Mientras cruzaba el abarrotado establecimiento de prendas masculinas para dirigirse a la parte de atrás donde una empleada la estaba aguardando, Jessica se sintió sorprendente e inexplicablemente asustada. Por fuera parecía una joven y próspera profesional vestida con sobria elegancia, de andares seguros y gestos serenos. Pero, por dentro, se sentía dominada por unos repentinos recelos. Tenía la sensación de que unos invisibles fantasmas tiraban de ella.

Como si quisieran retenerla e impedirle entrar en aquel ascensor prohibido.

Estaba su padre, un hombre que, a lo largo de toda la infancia de Jessica, había mantenido en suspenso las demostraciones de afecto hacia sus hijos hasta que estos se las ganaran con sus logros y sus buenas notas, un hombre por cuya aprobación y cuyo amor ella había luchado denodadamente en otros tiempos. Estaban los sacerdotes de sus escuelas, que imponían su voluntad sobre las monjas y, por consiguiente, sobre todas las alumnas, hombres impresionantes e inasequibles cuya palabra era ley y cuyas órdenes se cumplían a rajatabla. Y estaba John a quien ella creía amar, pero que la desconcertaba y suscitaba a menudo su desconfianza. Ellos no querían que subiera a las secretas habitaciones de arriba.

Pero ¿acaso no le había dicho repetidamente Trudie que tenía que aprender a ser ella misma? ¿Qué ya era hora de que John le cediera las riendas? Durante ocho años, Jessica había creído que era una persona independiente dentro del matrimonio y que tenía una identidad propia y distinta a la de su marido. Su bufete jurídico, sus clientes, sus jornadas en los tribunales lo demostraban. ¿O no? Y, sin embargo, desde que el espectro de Butterfly se había insinuado en su vida, ocupando un lugar en su mente del que no había forma de desalojarlo, Jessica empezaba a hacerse preguntas. Y la primera pregunta había sido: ¿por qué no puedo hacerme socia? Soy libre de hacerlo, ¿no? Fue cuando descubrió que su autonomía había sido una ficción durante todos aquellos años, que su identidad era una simple concesión de John y que no era a fin de cuentas una mujer independiente. Y entonces decidió dar el primer paso hacia la emancipación. Y aquel día, por primera vez en su vida, Jessica iba a hacer algo para lo cual no había recibido permiso.

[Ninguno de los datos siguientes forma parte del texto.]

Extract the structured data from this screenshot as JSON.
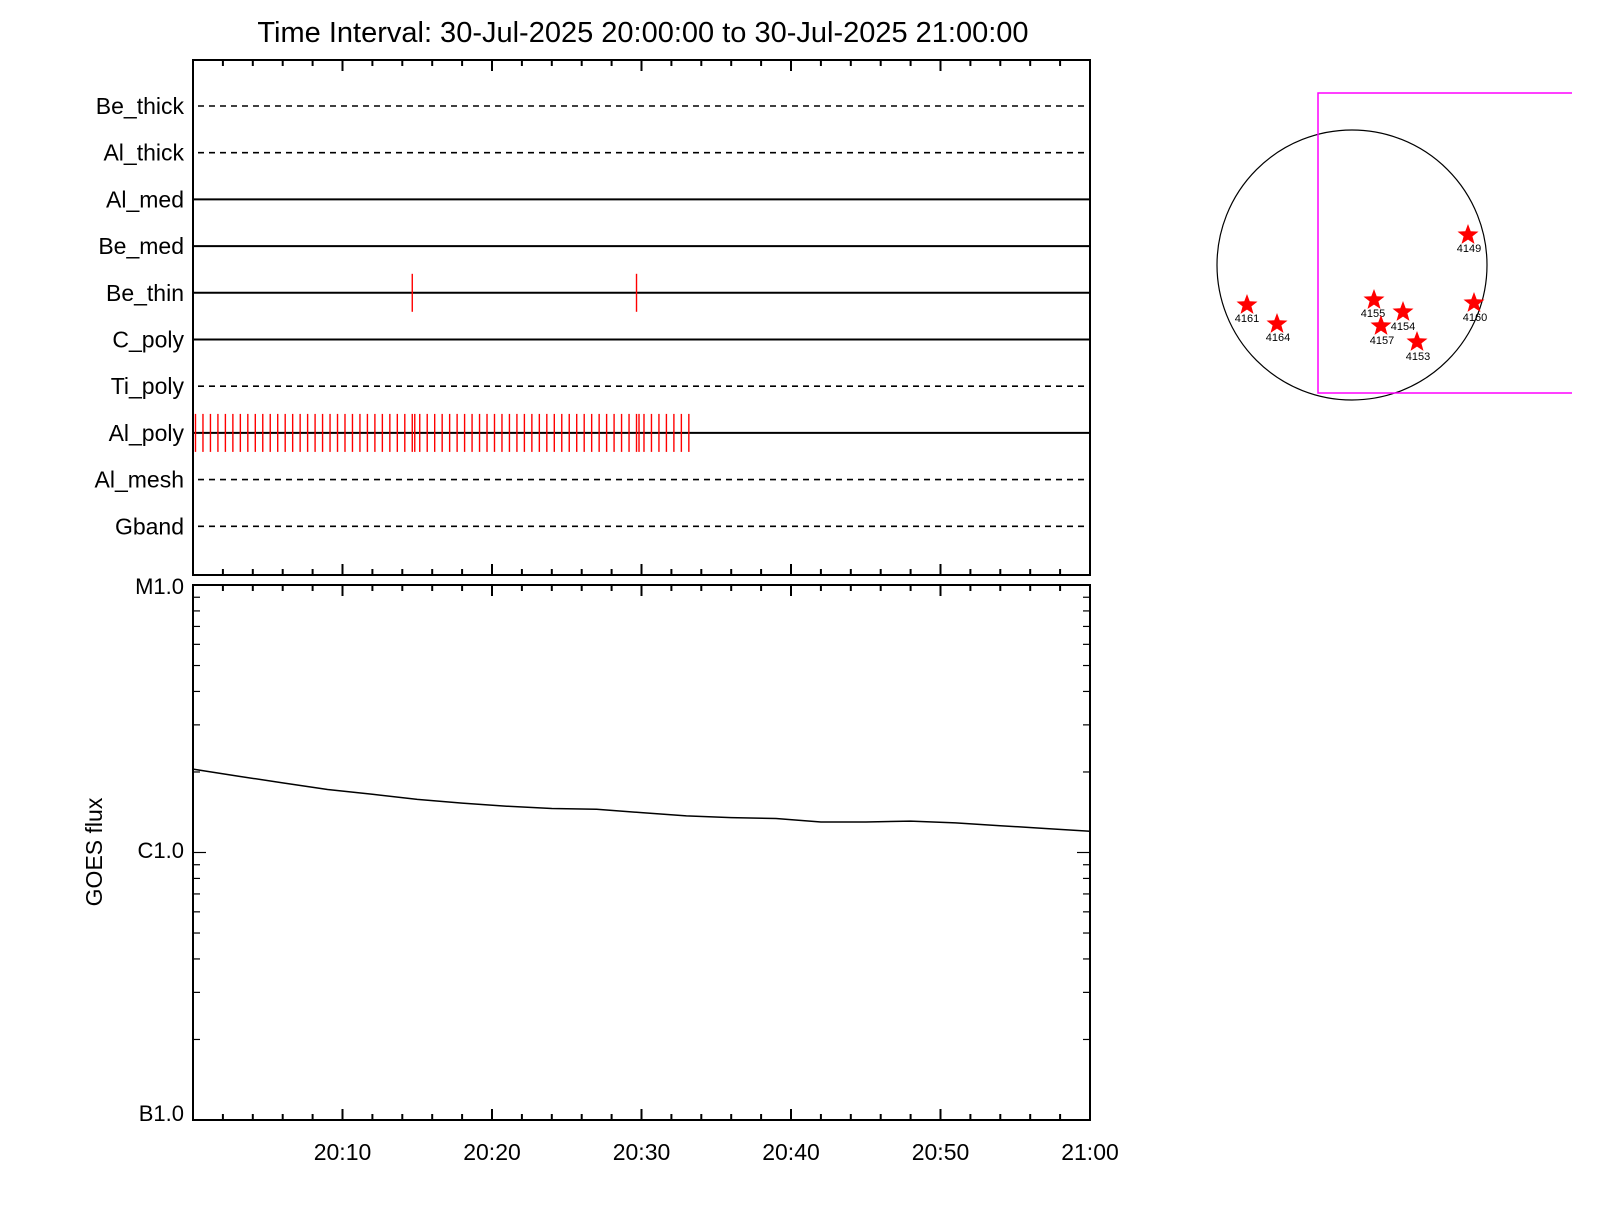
{
  "chart_data": [
    {
      "type": "timeline",
      "title": "Time Interval: 30-Jul-2025 20:00:00 to 30-Jul-2025 21:00:00",
      "x_range": [
        "2025-07-30 20:00:00",
        "2025-07-30 21:00:00"
      ],
      "channels": [
        {
          "name": "Be_thick",
          "style": "dashed",
          "events": []
        },
        {
          "name": "Al_thick",
          "style": "dashed",
          "events": []
        },
        {
          "name": "Al_med",
          "style": "solid",
          "events": []
        },
        {
          "name": "Be_med",
          "style": "solid",
          "events": []
        },
        {
          "name": "Be_thin",
          "style": "solid",
          "events": [
            "20:14:40",
            "20:29:40"
          ]
        },
        {
          "name": "C_poly",
          "style": "solid",
          "events": []
        },
        {
          "name": "Ti_poly",
          "style": "dashed",
          "events": []
        },
        {
          "name": "Al_poly",
          "style": "solid",
          "events_regular": {
            "start": "20:00:10",
            "end": "20:33:10",
            "step_seconds": 30
          },
          "events_extra": [
            "20:14:50",
            "20:29:50"
          ]
        },
        {
          "name": "Al_mesh",
          "style": "dashed",
          "events": []
        },
        {
          "name": "Gband",
          "style": "dashed",
          "events": []
        }
      ],
      "event_color": "#ff0000"
    },
    {
      "type": "line",
      "ylabel": "GOES flux",
      "y_scale": "log",
      "y_ticks": [
        {
          "label": "B1.0",
          "value": 1e-07
        },
        {
          "label": "C1.0",
          "value": 1e-06
        },
        {
          "label": "M1.0",
          "value": 1e-05
        }
      ],
      "ylim": [
        1e-07,
        1e-05
      ],
      "x_ticks": [
        "20:10",
        "20:20",
        "20:30",
        "20:40",
        "20:50",
        "21:00"
      ],
      "series": [
        {
          "x": [
            "20:00",
            "20:03",
            "20:06",
            "20:09",
            "20:12",
            "20:15",
            "20:18",
            "20:21",
            "20:24",
            "20:27",
            "20:30",
            "20:33",
            "20:36",
            "20:39",
            "20:42",
            "20:45",
            "20:48",
            "20:51",
            "20:54",
            "20:57",
            "21:00"
          ],
          "values": [
            2.05e-06,
            1.93e-06,
            1.82e-06,
            1.72e-06,
            1.65e-06,
            1.58e-06,
            1.53e-06,
            1.49e-06,
            1.46e-06,
            1.45e-06,
            1.41e-06,
            1.37e-06,
            1.35e-06,
            1.34e-06,
            1.3e-06,
            1.3e-06,
            1.31e-06,
            1.29e-06,
            1.26e-06,
            1.23e-06,
            1.2e-06
          ]
        }
      ]
    }
  ],
  "sun_map": {
    "disk_color": "#000000",
    "fov_color": "#ff00ff",
    "star_color": "#ff0000",
    "regions": [
      {
        "label": "4149"
      },
      {
        "label": "4161"
      },
      {
        "label": "4164"
      },
      {
        "label": "4155"
      },
      {
        "label": "4154"
      },
      {
        "label": "4157"
      },
      {
        "label": "4153"
      },
      {
        "label": "4160"
      }
    ]
  }
}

—Buenas tardes, señora —dijo la empleada con la mariposa bordada en la blusa—. Por aquí, por favor.

¿Qué harían John o su padre o la Iglesia si se enteraran de aquello? Mientras las puertas del ascensor se cerraban a su espalda, excluyendo el bullicio de Fanelli y el rumor del tráfico de Rodeo Drive, Jessica empujó mentalmente a los fantasmas que la retenían y los dejó fuera, quedándose súbitamente sola y libre para ir al encuentro de su fantasía.

—¿Qué se hace en Butterfly? —le había preguntado a Trudie—. ¿Entras en la habitación y allí está él, esperándote?

—Puedes hacer lo que quieras. Basta con que les digas cómo quieres que sea. «Como quiero que sea…».

Mientras seguía a la empleada por el pasillo alfombrado, Jessica contempló las puertas cerradas de las distintas habitaciones. No se escapaba el menor rumor a través de ellas. Un extraño silencio se cernía en el aire. ¿Habría mujeres detrás de aquellas puertas?, se preguntó. ¿Qué sueños estarían viviendo?

La empleada se detuvo delante de una puerta cerrada y le dijo:

—Si quiere entrar, por favor.

Jessica notó que el corazón le latía tumultuosamente. La puerta era semejante a la de cualquier hotel. ¿Qué demonios iba a encontrar al otro lado?

Abrió la puerta y entró.

Directamente en su fantasía.

Era exactamente como en su sueño: el aserrín del suelo, las sencillas mesas, el bar del fondo donde un solitario vaquero permanecía de pie apoyando una bota en la barra de latón, vestido con pantalones vaqueros y una camisa del Oeste y tocado con un negro sombrero Stetson echado hacia atrás sobre su cabeza. El vaquero estaba escuchando la música y acercándose una bebida a los labios.

Cuando la puerta se cerró a la espalda de Jessica, dejando fuera a la empleada, el pasillo, Rodeo Drive y la realidad, el vaquero levantó los ojos y esbozó una leve sonrisa.

—Hola —dijo en un susurro.

—Hola —contestó ella, retorciendo la correa del bolso.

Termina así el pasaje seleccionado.